Engineering Contradictions & Design Principles
Engineering Contradiction Analysis
1Measurement precision
If automatic digest video generation uses only numerical performance values (scores, hits, home runs, etc.), then the evaluation process is simple and objective, but it fails to capture important plays that do not appear in numerical metrics
Solution Approach 1:
The system segments the video into multiple shots and identifies important persons in each shot. By dividing the evaluation into shot-level importance and person-level importance, the system can comprehensively assess plays that aren't captured by traditional numerical metrics while maintaining a structured, manageable process
Solution Approach 2:
The system introduces an intermediary importance evaluation mechanism that bridges the gap between simple numerical metrics and comprehensive play assessment. The importance calculation based on shot duration, position, and temporal characteristics serves as a mediator to capture fine plays without requiring complex manual evaluation
2Measurement precision
If editors manually evaluate and select important plays, then comprehensive evaluation including fine plays is achieved, but the processing time and labor cost increase significantly
Solution Approach 1:
The system enables automatic self-evaluation of video content by computing importance metrics based on objective criteria such as shot duration, player position, and temporal characteristics. This self-service approach allows the system to identify fine plays and important moments without requiring manual editor intervention, significantly reducing processing time while maintaining evaluation accuracy
Solution Approach 2:
The system changes the evaluation parameters from traditional numerical metrics to a multi-dimensional importance assessment that includes shot duration, player position, and temporal characteristics. This parameter transformation enables automatic identification of fine plays without increasing processing time
3Measurement precision
If the system processes entire game videos to identify important plays, then comprehensive coverage is achieved, but the computational load and processing time increase
Solution Approach 1:
The system extracts only the essential features needed for importance evaluation, such as shot duration, player position, and temporal characteristics, rather than processing the entire video content in detail.

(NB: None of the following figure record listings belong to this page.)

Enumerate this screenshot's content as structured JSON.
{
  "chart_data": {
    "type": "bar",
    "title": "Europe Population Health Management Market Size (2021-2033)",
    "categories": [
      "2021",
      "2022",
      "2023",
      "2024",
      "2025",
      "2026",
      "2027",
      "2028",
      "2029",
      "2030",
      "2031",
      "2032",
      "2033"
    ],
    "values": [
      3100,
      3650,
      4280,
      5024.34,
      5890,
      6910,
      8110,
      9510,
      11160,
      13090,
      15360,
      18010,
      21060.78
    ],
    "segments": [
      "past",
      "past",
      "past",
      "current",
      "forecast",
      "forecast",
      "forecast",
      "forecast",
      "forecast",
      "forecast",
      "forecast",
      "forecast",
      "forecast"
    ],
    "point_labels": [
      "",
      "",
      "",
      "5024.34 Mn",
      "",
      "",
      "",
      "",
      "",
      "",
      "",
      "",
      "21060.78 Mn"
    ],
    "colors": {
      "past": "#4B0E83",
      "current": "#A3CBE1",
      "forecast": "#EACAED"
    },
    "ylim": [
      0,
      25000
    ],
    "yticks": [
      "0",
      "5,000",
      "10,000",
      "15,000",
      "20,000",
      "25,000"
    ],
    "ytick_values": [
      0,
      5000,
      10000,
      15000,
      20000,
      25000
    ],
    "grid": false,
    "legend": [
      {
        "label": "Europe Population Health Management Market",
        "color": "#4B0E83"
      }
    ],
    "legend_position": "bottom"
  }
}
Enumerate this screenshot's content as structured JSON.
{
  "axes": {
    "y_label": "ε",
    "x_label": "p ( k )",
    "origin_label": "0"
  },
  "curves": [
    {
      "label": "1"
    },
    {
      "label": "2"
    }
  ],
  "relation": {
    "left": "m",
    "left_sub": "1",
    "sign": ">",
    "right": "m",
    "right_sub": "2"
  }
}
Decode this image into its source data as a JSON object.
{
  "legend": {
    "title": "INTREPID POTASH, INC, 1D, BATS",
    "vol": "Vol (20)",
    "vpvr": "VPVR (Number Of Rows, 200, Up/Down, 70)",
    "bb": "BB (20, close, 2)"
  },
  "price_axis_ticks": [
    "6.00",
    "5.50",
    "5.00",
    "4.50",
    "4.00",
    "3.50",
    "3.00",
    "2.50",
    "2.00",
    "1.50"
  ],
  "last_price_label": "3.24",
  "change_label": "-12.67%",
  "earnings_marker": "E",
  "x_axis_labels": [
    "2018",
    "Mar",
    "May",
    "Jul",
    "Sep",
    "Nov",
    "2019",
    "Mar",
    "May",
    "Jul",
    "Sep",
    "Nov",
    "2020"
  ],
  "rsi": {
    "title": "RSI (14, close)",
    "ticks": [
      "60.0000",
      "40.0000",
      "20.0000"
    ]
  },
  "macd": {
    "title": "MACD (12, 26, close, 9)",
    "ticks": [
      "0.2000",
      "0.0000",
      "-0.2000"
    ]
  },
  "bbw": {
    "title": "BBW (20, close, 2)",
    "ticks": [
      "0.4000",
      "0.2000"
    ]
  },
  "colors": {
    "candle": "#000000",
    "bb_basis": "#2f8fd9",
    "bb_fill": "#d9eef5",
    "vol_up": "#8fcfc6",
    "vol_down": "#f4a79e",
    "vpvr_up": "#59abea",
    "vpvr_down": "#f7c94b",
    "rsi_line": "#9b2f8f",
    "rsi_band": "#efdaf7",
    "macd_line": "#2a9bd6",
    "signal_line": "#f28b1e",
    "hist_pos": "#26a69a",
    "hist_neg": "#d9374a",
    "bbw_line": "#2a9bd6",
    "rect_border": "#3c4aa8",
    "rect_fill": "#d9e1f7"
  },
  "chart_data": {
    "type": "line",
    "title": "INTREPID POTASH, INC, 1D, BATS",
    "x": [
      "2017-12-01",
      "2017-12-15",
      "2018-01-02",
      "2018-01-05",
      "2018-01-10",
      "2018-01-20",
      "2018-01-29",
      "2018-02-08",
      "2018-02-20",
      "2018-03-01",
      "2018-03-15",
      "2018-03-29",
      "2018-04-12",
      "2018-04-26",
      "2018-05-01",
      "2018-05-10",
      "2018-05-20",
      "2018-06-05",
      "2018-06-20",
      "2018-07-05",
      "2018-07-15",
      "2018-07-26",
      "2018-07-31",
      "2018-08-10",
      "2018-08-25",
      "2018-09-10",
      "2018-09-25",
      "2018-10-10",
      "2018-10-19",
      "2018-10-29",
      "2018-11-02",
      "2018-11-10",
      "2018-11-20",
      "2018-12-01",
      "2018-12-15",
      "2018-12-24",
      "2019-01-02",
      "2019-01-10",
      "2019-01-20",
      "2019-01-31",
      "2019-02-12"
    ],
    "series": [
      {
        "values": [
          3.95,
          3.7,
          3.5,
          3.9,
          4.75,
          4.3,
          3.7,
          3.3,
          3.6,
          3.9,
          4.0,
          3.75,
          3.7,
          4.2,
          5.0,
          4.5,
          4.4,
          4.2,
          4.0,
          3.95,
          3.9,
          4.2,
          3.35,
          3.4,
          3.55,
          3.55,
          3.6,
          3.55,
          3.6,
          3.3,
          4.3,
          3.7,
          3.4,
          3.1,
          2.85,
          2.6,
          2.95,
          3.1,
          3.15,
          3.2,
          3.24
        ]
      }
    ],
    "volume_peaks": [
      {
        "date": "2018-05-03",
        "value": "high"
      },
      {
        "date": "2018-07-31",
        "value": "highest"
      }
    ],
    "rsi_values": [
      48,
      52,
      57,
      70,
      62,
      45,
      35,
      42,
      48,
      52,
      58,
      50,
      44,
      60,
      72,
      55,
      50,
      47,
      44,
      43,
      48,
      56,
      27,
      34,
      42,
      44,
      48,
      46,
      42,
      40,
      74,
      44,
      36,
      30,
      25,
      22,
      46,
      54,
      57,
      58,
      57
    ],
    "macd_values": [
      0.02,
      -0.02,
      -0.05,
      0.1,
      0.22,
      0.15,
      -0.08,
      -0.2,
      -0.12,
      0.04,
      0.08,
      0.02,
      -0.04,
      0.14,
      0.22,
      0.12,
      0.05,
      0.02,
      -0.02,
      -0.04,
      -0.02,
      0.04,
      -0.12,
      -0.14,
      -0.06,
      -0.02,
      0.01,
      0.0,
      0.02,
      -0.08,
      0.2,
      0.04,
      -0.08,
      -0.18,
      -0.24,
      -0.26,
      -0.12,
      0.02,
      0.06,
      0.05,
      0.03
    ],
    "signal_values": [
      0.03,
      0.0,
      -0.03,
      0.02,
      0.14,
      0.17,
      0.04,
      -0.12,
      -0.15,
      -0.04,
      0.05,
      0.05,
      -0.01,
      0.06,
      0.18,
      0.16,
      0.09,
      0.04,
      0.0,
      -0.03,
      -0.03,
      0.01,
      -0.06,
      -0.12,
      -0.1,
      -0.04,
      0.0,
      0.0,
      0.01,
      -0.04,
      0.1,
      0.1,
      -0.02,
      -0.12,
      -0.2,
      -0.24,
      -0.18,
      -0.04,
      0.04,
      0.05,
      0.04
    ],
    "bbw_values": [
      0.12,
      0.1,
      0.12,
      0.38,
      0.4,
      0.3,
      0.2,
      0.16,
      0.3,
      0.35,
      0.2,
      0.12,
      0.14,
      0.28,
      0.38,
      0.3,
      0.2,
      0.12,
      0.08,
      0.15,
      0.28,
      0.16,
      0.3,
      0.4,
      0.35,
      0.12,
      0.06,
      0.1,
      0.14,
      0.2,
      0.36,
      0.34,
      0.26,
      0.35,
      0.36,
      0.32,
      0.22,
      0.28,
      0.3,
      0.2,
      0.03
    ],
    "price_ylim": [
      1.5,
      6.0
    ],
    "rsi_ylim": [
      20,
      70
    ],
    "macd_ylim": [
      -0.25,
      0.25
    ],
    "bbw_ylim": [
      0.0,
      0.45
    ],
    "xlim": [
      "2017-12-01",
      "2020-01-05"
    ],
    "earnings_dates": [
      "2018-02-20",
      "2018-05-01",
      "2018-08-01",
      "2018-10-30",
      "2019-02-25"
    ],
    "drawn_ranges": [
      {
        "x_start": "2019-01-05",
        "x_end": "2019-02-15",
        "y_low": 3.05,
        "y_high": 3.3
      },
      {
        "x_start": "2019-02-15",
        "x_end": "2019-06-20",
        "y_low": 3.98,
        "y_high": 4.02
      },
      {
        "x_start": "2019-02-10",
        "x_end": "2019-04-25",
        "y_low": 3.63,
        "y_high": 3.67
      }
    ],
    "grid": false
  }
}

This extraction approach reduces computational energy while maintaining detection accuracy for identifying fine plays and important moments
Data Source
AI summary
The video processing device includes a video acquisition means, a person identification means, an importance calculation means, and an importance integration means. The video acquisition means acquires a material video. The person identification means identifies a person from the material video. The importance calculation means calculates an importance of the material video. The importance integration means integrates the importance for each person and outputs a person importance indicating an importance for each person.